Some of the most severe complications of Hib disease include meningitis (brain and spinal cord inflammation), pneumonia (lung infection), breathing problems due to severe throat swelling, bloodstream infections, endocarditis (heart infection), and death.
Hib vaccine names include:
- PRP-T Hib Vaccines
- Hiberix (booster dose only)
- PRP-OMP Hib Vaccines
Three of these Hib vaccines are combined with immunizations against other diseases like diphtheria, tetanus, pertussis, polio/IPV, hepatitis b, or meningitis. These combination Hib vaccines are:
- Pentacel (DTaP-IPV/Hib)
- Comvax (Hepatitis B-Hib)
- MenHibrix (Hib-MenCY)
The HbPV vaccine, PRP-D vaccine (ProHIBIT), HbOC vaccine (HibTITER) and a combination vaccine called TriHiBit are no longer available in the United States.
|Type||Vaccine||2 months||4 months||6 months||12-15 months|
|PRP-T||ActHIB||X (1st)||X (2nd)||X (3rd)||X|
|Pentacel||X (1st)||X (2nd)||X (3rd)||X|
|MenHibrix||X (1st)||X (2nd)||X (3rd)||X|
|PRP-OMP||PedvaxHIB||X (1st)||X (2nd)||—||X|
|COMVAX||X (1st)||X (2nd)||—||X|
The recommended age for the 4th dose of Pentacel is 15-18 months, but it can be given as early as 12 months, provided at least 6 months have elapsed since the 3rd dose.
Hiberix is approved only for the last dose of the Hib series among children 12 months of age and older. The recommended age is 15 months, but to facilitate timely booster vaccination it may be given as early as 12 months.
The recommended age for the 4th dose of MenHibrix is 12-18 months.
Hib vaccines are generally recommended for all infants, including those born prematurely, beginning at 2 months of age.
Hib vaccines may also be recommended for older children or adults with asplenia (no spleen), sickle cell disease, before surgery to remove the spleen, after bone marrow transplants, or people with HIV.
Hib vaccines should NOT be given to infants under 6 weeks of age, anyone who has had a life-threatening allergic reaction to a previous Hib vaccine or any other ingredient in the vaccine.
People who are moderately or severely sick should probably wait until they get better before receiving the vaccine.
Three or four shots, depending on the type of vaccine.

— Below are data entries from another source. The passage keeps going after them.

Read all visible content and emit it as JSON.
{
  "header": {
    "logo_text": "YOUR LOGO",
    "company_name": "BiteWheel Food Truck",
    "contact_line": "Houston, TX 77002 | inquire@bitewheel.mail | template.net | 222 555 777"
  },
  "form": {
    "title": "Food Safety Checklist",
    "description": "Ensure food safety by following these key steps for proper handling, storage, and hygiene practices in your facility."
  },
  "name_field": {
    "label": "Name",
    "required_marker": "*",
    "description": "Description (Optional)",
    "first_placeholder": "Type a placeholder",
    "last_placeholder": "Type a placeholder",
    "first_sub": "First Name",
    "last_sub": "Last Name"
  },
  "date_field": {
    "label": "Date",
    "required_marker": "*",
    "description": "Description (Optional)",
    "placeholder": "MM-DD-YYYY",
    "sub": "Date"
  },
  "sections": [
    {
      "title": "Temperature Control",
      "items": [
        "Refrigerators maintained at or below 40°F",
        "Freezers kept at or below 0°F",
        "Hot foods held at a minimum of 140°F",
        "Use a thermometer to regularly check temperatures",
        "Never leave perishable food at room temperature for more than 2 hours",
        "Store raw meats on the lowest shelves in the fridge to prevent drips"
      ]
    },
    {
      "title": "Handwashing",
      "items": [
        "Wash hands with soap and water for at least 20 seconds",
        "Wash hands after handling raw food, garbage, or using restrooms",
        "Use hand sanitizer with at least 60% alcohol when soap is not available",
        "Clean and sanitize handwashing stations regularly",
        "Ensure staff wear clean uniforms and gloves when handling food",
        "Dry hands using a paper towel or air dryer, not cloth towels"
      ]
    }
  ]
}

Unvaccinated children over 7 months old may not require a full series of 3 or 4 shots.
Two shots are needed for PRP-OMP vaccines like PedvaxHIB or Comvax. Three shots are needed for PRP-T vaccines like ActHIB, Pentacel, or MenHibrix. A booster shot is recommended at 12-15 months regardless of which vaccine is used for the primary series.

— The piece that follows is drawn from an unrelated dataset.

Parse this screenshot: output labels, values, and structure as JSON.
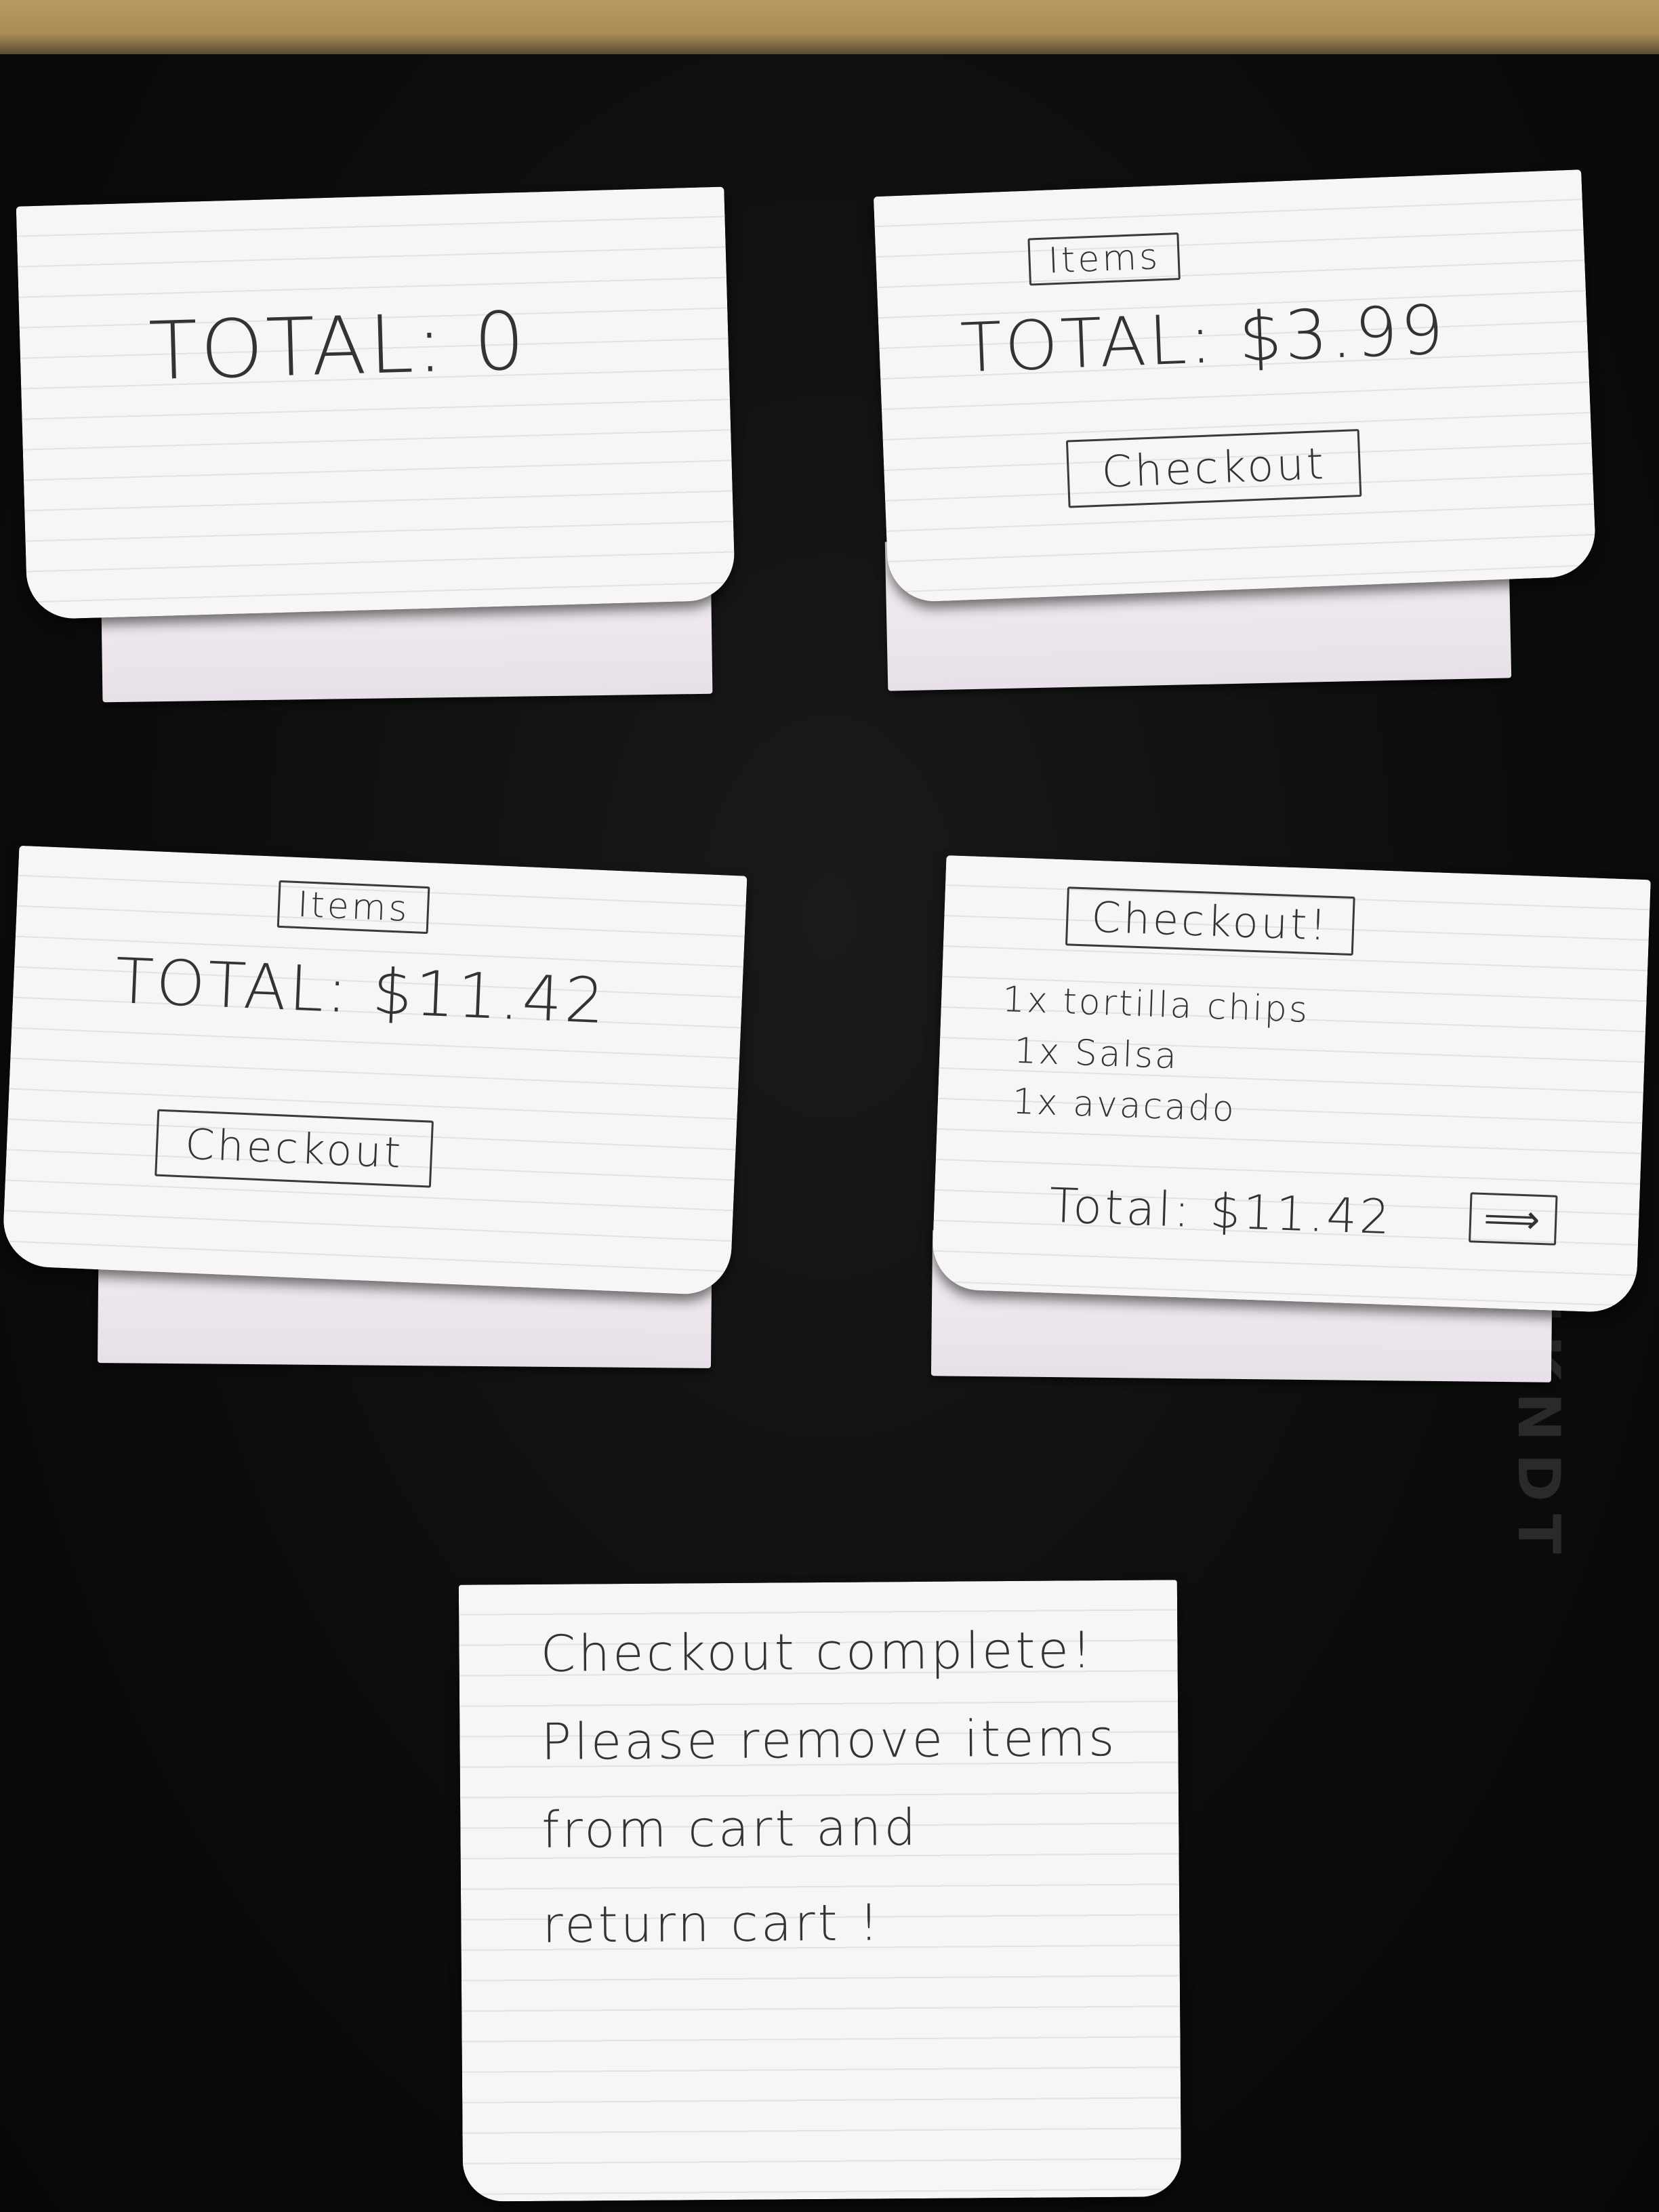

Most people who get the Hib vaccine do not have any serious side effects. The most common problems are low-grade fever and mild injection-site reactions like redness, warmth, or swelling. These side effects begin soon after the shot and last for 2 or 3 days.
Swelling, redness, or pain have been reported in 5%-30% of recipients and usually resolve within 12-24 hours. Systemic reactions such as fever and irritability are infrequent. Serious reactions are rare.
There is a low risk of the Hib vaccine causing severe side effects or death. The risk of severe side effects depends on the type of vaccine.
Severe allergic reactions (e.g. anaphylaxis) occur in fewer than 1 in a million doses of the vaccine. The symptoms may include hives, swelling of the face and throat, difficulty breathing, a fast heartbeat, dizziness, and weakness within a few minutes or hours of the vaccine.
Shoulder Injury Related to Vaccine Administration (SIRVA) is another rare but serious side effect that occurs when the vaccine needle punctures tendons, ligaments, or the bursa in the shoulder. It can cause permanent weakness, pain, limited movement, or disability.